Updated by Alexis Mousset over 5 years ago
I saw it again happening just after again:
[2019-05-23 10:40:32] INFO policy.generation - Flag file '/opt/rudder/etc/policy-update-running' successfully removed
Updated by François ARMAND over 5 years ago
Problem understood: when there is a timeout, the JS engine catch the error and try to stop the thread pool.
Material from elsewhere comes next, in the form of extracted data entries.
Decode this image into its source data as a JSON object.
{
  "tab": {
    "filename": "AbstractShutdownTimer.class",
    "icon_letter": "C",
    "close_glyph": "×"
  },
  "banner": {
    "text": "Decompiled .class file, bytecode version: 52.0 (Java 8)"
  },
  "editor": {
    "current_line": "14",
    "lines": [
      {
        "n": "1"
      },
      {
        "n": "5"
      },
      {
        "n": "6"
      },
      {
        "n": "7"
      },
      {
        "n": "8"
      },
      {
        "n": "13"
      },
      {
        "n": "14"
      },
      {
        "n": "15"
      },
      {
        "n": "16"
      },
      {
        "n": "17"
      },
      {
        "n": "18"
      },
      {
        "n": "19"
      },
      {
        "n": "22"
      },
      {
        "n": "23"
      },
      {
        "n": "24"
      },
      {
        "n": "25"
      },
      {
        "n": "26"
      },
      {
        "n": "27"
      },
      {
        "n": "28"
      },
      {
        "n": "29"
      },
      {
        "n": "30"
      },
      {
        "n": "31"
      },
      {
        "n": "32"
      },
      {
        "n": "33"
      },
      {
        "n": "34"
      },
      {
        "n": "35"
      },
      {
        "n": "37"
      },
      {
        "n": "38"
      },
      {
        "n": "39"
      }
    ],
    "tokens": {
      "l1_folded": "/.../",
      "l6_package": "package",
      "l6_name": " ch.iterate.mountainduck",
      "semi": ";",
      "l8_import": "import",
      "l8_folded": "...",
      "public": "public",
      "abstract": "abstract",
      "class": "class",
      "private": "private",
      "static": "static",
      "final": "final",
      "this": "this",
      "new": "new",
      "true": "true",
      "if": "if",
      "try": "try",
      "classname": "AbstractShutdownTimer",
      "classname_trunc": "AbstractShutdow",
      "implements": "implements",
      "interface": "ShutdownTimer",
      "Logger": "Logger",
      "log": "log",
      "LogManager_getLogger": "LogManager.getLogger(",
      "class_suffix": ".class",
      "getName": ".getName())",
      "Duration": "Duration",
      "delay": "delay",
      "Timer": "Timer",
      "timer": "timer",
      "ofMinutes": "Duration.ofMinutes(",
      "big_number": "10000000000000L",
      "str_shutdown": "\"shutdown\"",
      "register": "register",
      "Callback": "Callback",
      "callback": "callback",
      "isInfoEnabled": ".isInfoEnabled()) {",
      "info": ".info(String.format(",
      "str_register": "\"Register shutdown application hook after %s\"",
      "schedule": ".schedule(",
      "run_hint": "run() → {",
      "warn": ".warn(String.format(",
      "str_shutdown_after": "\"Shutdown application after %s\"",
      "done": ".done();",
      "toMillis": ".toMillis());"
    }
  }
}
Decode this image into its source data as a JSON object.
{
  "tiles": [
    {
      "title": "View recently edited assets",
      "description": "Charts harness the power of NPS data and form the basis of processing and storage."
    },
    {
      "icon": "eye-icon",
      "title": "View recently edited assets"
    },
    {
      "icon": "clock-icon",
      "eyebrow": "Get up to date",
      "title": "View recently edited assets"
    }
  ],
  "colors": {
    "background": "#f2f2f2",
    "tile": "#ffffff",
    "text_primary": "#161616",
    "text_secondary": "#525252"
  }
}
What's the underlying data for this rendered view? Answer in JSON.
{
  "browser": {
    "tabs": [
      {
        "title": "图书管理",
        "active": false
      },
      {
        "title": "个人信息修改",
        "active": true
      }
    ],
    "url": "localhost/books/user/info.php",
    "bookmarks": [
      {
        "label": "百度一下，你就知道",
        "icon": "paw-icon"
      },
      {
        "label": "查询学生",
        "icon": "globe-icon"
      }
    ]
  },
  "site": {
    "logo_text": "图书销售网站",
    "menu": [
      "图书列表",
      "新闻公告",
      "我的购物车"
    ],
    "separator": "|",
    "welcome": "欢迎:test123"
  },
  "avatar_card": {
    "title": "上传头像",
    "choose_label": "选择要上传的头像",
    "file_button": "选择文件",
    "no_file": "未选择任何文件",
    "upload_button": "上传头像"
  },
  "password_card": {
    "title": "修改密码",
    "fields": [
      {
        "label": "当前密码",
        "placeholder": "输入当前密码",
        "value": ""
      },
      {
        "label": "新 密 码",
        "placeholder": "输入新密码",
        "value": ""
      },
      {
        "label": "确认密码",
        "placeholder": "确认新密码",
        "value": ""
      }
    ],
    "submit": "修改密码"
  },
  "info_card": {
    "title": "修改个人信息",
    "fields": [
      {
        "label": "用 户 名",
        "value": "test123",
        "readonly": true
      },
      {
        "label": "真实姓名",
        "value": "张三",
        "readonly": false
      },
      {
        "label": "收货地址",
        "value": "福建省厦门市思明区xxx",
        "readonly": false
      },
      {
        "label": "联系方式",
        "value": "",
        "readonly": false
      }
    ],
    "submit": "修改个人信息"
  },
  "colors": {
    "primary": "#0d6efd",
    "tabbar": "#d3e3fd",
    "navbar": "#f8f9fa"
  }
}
We are not checking if there's other task waiting to be executed on that js threadpool.
So when one js processing took more than the 5s, and there is other js waiting for evalutation, then it raises that error in place of raising the nice error "js task timed out for ...".
See: JavascripEngine.scala
~line 625: pool.shutdownNow()
Updated by François ARMAND over 5 years ago
- Related to Bug #15011: Error at the end of a policy generation with too many nodes added
Updated by François ARMAND over 5 years ago
- Related to User story #10551: Make policy generation be node by node added
Updated by François ARMAND over 5 years ago
Moreover the timeout can happen very easely underload, once Full GC reaches a couple of seconds (even if JS computation is short)
Updated by François ARMAND over 5 years ago
- Related to Bug #14945: Missing index in ldap directory added
Updated by François ARMAND over 5 years ago
- Status changed from New to In progress
Updated by François ARMAND over 5 years ago
- Status changed from In progress to Pending technical review
- Assignee changed from François ARMAND to Nicolas CHARLES
- Pull Request set to https://github.com/Normation/rudder/pull/2260
Updated by Rudder Quality Assistant over 5 years ago
- Assignee changed from Nicolas CHARLES to François ARMAND
Updated by François ARMAND over 5 years ago
- Status changed from Pending technical review to Pending release
Applied in changeset rudder|f4f57a7ab1deebc687f12941ecbb4aeb44cdba73.
Updated by François ARMAND over 5 years ago
- Fix check changed from To do to Checked
Updated by Alexis Mousset over 5 years ago
- Subject changed from Exception: Task java.util.concurrent.FutureTask rejected from java.util.concurrent.ThreadPoolExecutor to Generation fails with "Task FutureTask rejected from ThreadPoolExecutor" due to timeout in JS computation
- Name check changed from To do to Reviewed
Updated by François ARMAND over 5 years ago
- Related to deleted (Bug #15011: Error at the end of a policy generation with too many nodes )
Updated by Vincent MEMBRÉ over 5 years ago
- Status changed from Pending release to Released
This bug has been fixed in Rudder 5.0.12 which was released today.